In Israel, the ability to harvest flowers year-round will double Mualem’s yield and deliver a return on investment in a year.

The pilot was conducted on the cool climate crop during the scorching Israeli summer between September and October in a quarter of an acre greenhouse. The site in central Israel holds an average of 33,000 rhizomes per hectare with each producing about 40 flowers per year.

Roots used its RZTO cooling system to keep the flower roots relatively stable at an optimal range, despite high ambient air temperatures in the greenhouse.

At 45 days growth, the RZTO-cooled Peruvian lilies (shown on the left in the image below) were full of buds and already flowering, compared to the non-cooled plants in the pilot control group, which were still in a vegetative state (on the right):

Source: Roots

Roots CEO, Dr Sharon Devir, pointed out that the floriculture sector is very diverse and includes the production of floral crops such as cut flowers and cut foliage, flower bulbs, potted flowering, as well as foliage plants and bedding plants.

Driven by increased use in social political, sport and entertainment events, annual global floral production of these high-value crops is estimated at US$55 billion, growing at a compound annual growth rate of 5%.

Peruvian lilies are part of the high-value global floriculture growing industry, estimated at US$55 billion

“We see many opportunities with floriculture crops as crop yield optimisation and growing cycle management is critical, as most cut flowers do no travel well and have limited lifespans,” Devir said.

“Drawing on the success of RZTO on various crops, edible herbs and medicinal cannabis, we wanted to demonstrate to the floriculture sector how the Roots RZTO technology optimises the root zone temperatures – in this instance, by cooling Alstroemeria until the optimum temperature of the flower is reached and maintained.

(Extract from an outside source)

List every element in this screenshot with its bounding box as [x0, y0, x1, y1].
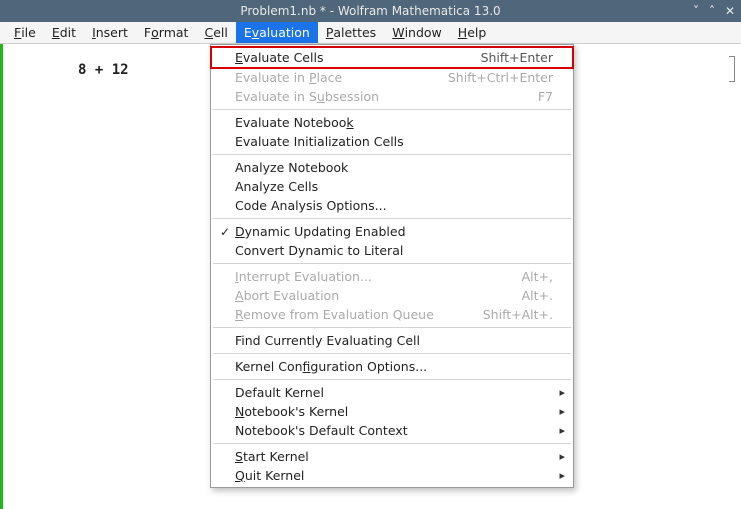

“The RZTO system successfully cooled the root systems of the Alstroemeria seedlings, provided increased protection from the Israeli heatwave it experienced, and stabilised the temperature range between night and day.

“This allowed the farmer to dramatically increase growth and gain higher yield quantities. This would allow the possibility of additional productive growth periods, leading the farmer to benefit from higher, premium prices for longer periods for a crop that would normally be out of season,” Devir noted.

Devir added that this successful pilot has enabled Roots to undertake in-depth discussions with stakeholders in the floriculture sector, who are keen to see whether RZTO could benefit representative crops common in the industry grown under extreme conditions.

Just last week, ROO revealed outstanding interim results for its world-first open field RZTO heating pilot, showing an increase in the size of cannabis crops of up to 272%.

That pilot, which was conducted in Washington State in the US, showed that ROO’s technology could effectively stabilise the crop’s root temperatures despite air temperatures dropping below zero degrees centigrade.

Importantly, ROO is the only company in the world with commercially viable two-in-one root zone cooling and heating technology — a considerable competitive advantage in the increasingly crowded ag-tech space.